Firstly, the good stuff: I like the camera work -- whooshing vertically up the sides of tall buildings, people blinking in and out of existence, a scene shot in Hell that ripples like water (beautifully disorienting) and some combined slow-mo-while-others-in-shot-are-normal-speed trickery to emphasise Aaron losing his equilibrium when his powers first manifest. I like some of the special effects -- the flaming swords are well done (as is Aaron’s amusing first time creating a holy weapon -- a flaming baseball bat). There’s an eerie moment when leading lady Vilma falls into her own private hell, and it’s the house that M.C Escher built, with the endless square staircases, which she stomps around in grim determination for who knows how long.
The not-so-good special effects… these would be the flying angel scenes. The actors bob up and down on wires that leave their collars rumpled awkwardly, and the swooping and landing follow such perfect wire arcs that I’m taken somewhat out of the moment. Sure, it’s a low budget basic cable series, but technology can’t be all to blame -- Christopher Reeve looked more like he was actually flying in the early 80’s than half these angel stunts.
The absolute best element of the three episode series is Azazel (Hal Ozsan) -- the bad-ass, Lestat-esque fallen angel of uncertain loyalties, who has spent 5000 years imprisoned in a cave and gets to deliver all sorts of time-traveller-fish-out-of-water jokes. Upon being freed, he seeks out an old girlfriend for a long overdue conjugal visit -- in fact he tracks down a sex partner before finding suitable clothing or a decent meal - and in the process starts a bar fight with a cockney biker from whom he adopts the accent (attitude, slang and all). He eats French fries and has a foodgasm. He shuts down the whining of little lady Vilma (who was held captive for six months in a luxury suite by a crazed angel enthusiast) by rightly pointing out his own captivity was 5000 years chained to a stone slab. I totally heart Azazel. He needs his own series.
So, the predictable moments -- firstly, the girl Aaron has a crush on turning out to be Nephilim just like him! What are the odds?! Apparently better than the two of them attending the same school, both clearly the hottest two students in it, and never speaking to each other until the day the action kicks off. I’d call a bullshit there if it wasn’t for their adorable first kiss in episode three: Aaron’s angel wings pop out subconsciously, making me snicker and giggle like a child. Although I can’t tell if it’s meant to be a boner joke, or more like a Buffy-kissing-Angel-in-vamp-face “I accept you for who you are and you’re beautiful” moment. I have the sense of humor of a 12-year-old boy, so I’m going with boner.
The worst of the predictable bits – Light Bringer, the mysterious angel who first spoke the Redeemer prophecy, has a total Star Wars moment. Not even Bryan Cranston, awesome TV dad, can pull off the cheese on a line like “Yes, Aaron… I’m your father…”. Gag.
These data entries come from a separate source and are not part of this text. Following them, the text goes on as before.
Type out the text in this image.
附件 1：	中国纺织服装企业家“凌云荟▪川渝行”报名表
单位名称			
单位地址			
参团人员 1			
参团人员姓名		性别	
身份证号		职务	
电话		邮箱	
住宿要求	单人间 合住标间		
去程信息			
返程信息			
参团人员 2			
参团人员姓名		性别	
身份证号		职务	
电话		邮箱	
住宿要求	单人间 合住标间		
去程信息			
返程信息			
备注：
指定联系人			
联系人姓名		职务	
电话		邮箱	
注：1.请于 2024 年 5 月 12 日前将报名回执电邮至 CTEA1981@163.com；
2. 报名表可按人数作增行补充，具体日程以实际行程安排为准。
Now, I never studied Latin, or the Bible (in fact everything I know about angels comes from Season 4 onwards of Supernatural), but even I can translate Light Bringer and see half an hour ahead of time where this big reveal is destined… perhaps the made-for-TV audiences of 2006 were a little less evolved than we are here in the final days of 2010, and were actually caught by surprise?
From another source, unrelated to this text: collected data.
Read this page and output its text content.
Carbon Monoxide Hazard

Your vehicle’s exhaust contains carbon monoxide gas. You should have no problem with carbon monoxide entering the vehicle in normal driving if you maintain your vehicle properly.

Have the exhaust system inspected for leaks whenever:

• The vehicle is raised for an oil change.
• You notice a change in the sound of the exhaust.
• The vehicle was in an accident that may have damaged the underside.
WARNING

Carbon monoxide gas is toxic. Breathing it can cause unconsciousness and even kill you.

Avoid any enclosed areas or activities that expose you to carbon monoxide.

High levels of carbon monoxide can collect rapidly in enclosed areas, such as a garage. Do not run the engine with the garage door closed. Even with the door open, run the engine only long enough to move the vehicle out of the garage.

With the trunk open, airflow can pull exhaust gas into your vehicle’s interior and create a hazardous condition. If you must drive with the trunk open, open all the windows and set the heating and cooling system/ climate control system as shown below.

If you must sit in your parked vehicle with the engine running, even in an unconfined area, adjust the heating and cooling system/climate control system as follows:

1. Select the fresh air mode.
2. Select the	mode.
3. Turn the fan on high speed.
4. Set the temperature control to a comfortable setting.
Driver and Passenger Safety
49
To sum, up it’s an enjoyable show. Three episodes was probably perfect, for if ABC Family had attempted a full show run on the premise of tracking down fallen angels, listening to their sob stories, then redeeming them off to heaven (whilst dodging hit men from an old regime) it would’ve gotten old (and cancelled) in a heartbeat. For a mini-series never intended for anything but a small screen, it totally works, and Paul Wesley had the strength of presence even back in his early twenties to carry off the lead with depth, beauty, and obvious evolution from the youthful Aaron of the first 30 minutes, to the hardened Aaron of the final confrontation in Hell.
Totally worth seeing if you’re a fan of supernatural adventure, so track it down!